There are about a trillion death metal bands these days, which is always a surprise to me given how sparsely populated most death metal gigs are north of London these days, and so it’s sometimes quite hard to review them. In most cases, advances in modern production will mean that by and large they all sound polished. Most folks in bands these days can do the technical bits and bobs that marked out the big boys when death metal first launched, so as a reviewer, you can generally look forward to a lot of death metal that is…alright. Therefore, when I listen to death metal bands these days, as well as listening for the usual things – is there a good atmosphere to the music, can they play their instruments, are the songs well written, is the production competent? I’m also listening for that something extra. The defining factor. The thing that makes them stand out.

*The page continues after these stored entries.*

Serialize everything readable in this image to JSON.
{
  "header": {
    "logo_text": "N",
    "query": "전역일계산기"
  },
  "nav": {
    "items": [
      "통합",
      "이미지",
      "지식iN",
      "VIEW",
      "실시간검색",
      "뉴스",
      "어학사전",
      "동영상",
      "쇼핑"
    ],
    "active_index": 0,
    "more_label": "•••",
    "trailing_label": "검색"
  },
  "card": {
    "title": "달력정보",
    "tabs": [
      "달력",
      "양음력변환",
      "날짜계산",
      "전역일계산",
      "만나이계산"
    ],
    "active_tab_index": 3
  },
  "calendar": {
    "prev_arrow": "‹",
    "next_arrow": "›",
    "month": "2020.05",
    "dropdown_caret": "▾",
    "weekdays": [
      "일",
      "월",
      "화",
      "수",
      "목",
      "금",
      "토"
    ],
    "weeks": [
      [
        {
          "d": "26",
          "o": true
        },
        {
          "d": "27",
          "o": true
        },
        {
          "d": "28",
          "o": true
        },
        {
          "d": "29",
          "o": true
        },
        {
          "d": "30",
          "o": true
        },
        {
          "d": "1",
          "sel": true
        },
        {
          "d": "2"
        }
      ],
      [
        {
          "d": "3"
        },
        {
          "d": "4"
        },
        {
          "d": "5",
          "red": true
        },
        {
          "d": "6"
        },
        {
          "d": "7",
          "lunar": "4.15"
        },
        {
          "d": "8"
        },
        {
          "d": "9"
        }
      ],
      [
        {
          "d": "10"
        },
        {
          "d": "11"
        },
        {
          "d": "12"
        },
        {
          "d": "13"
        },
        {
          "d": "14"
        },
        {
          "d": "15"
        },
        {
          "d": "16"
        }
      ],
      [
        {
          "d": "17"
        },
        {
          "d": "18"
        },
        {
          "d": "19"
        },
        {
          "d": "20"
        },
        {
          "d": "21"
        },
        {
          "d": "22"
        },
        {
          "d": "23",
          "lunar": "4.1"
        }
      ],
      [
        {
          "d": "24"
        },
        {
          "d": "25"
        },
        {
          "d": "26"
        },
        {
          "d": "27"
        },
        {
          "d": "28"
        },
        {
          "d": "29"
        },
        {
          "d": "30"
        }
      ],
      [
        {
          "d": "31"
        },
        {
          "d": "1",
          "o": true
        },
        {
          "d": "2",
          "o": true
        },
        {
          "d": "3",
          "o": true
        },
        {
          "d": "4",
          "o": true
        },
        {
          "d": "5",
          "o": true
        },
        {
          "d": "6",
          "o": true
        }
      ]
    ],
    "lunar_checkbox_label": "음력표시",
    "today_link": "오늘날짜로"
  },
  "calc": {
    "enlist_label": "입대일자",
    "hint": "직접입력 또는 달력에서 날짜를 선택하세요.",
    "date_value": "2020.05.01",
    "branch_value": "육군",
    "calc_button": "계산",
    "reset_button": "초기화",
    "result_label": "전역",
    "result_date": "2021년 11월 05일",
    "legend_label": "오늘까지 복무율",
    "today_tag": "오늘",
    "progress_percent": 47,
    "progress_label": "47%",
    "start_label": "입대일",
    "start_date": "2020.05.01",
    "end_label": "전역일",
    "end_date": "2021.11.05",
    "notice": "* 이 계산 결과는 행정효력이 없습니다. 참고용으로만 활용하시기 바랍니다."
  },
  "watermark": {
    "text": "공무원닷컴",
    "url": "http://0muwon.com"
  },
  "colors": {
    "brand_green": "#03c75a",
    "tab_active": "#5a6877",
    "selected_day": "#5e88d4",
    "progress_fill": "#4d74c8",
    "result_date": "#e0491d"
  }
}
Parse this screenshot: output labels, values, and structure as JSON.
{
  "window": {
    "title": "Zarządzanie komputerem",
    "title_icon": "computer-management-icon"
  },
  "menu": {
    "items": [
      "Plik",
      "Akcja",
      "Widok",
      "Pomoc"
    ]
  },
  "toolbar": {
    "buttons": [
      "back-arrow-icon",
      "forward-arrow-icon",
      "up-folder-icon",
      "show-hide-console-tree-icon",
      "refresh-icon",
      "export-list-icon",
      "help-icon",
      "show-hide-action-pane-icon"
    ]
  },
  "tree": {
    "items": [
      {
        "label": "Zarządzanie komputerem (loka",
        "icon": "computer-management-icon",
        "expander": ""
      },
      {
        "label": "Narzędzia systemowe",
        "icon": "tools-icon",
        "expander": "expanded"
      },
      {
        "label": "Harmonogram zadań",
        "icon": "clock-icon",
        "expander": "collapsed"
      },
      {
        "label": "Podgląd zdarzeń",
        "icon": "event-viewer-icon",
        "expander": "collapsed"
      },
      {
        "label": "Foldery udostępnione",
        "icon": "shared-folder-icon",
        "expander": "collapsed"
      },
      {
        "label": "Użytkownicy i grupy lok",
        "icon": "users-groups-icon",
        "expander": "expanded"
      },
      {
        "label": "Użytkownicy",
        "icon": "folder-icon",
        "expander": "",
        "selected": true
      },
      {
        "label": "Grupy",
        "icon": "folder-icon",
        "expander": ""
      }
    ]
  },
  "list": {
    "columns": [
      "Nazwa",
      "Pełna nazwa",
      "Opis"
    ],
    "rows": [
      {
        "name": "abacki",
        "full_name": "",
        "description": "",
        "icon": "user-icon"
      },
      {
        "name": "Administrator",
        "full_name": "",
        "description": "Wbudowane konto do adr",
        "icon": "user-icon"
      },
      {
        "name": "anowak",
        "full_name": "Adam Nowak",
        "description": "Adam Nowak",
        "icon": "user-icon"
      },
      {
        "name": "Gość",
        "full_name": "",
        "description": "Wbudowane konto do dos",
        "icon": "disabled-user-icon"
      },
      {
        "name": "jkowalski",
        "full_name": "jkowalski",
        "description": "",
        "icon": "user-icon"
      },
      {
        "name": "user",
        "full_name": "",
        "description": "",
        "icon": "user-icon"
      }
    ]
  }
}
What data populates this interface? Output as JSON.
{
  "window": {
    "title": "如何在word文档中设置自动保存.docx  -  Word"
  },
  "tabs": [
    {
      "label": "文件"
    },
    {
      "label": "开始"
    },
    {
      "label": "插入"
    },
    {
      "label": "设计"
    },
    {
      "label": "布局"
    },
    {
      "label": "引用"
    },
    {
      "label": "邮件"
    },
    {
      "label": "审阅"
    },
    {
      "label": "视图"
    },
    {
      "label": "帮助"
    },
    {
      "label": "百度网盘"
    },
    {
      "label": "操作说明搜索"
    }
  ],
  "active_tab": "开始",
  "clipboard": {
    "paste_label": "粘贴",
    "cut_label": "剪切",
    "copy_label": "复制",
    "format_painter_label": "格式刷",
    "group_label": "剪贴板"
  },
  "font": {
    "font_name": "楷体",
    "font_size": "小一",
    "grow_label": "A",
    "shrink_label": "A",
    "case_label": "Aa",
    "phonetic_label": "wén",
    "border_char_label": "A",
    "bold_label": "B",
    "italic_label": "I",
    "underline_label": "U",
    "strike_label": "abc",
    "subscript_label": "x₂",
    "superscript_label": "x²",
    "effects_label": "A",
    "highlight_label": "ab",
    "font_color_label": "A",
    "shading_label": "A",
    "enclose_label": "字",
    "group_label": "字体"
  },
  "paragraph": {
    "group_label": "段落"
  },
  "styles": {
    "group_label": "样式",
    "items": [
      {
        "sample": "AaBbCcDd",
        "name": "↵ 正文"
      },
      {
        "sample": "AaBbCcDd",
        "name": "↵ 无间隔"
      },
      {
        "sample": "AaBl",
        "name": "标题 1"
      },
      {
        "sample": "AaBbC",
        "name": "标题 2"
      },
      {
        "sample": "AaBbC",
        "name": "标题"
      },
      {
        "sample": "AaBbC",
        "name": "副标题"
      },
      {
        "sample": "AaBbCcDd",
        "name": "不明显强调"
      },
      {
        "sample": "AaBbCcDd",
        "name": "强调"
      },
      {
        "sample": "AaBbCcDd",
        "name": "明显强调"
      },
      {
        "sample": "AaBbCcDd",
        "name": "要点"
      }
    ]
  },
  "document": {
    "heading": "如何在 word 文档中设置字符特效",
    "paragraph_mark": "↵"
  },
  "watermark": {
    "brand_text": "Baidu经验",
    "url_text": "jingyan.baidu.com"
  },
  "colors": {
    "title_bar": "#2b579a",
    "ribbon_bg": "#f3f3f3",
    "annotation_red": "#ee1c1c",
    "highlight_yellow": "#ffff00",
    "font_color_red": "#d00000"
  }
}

Ruinous are a competent death metal band. The music here sounds just as you might expect it to; there is an old-school death metal tone to the guitars, the vocals are growled and yet pleasingly decipherable, and there are some genuinely excellent drum sections here for your delectation. Given the Funebrarum heritage, it’s probably no surprise that there is a dragging, filthy nature to the best songs – and I’m talking the truly memorable “Dragmarks” here, with its collision of Deceased-like thrash metal and Necrophagia-n derangement. Sadly, those moments are few and far between, and whilst you won’t hear anything here that is poor quality (they are far too good musicians for that to occur), there aren’t many moments that elevate this from being merely more of the same,
Some of the tracks are a little more stand out – “Procession of Ceaseless Sorrows” puts the death into doom/death, while eleven minute-plus epic “Through Stygian Catacombs” has enough interesting twists and turns to elevate it into one of the year’s stand out tracks. The problem is that aside from three stand-out tracks, this is fairly run of the mill, meat and potatoes death metal. Perhaps Ruinous haven’t decided what they want to do yet within the established parameters of death metal. Certainly, “Procession of Ceaseless Sorrows” suggests that they are probably at their best when they slow things right down, and to that end they could really carve a niche out for themselves, but as things are, this album sounds and feels to me like a really great three track EP that comes with some fairly undistinguished filler songs to pad it out.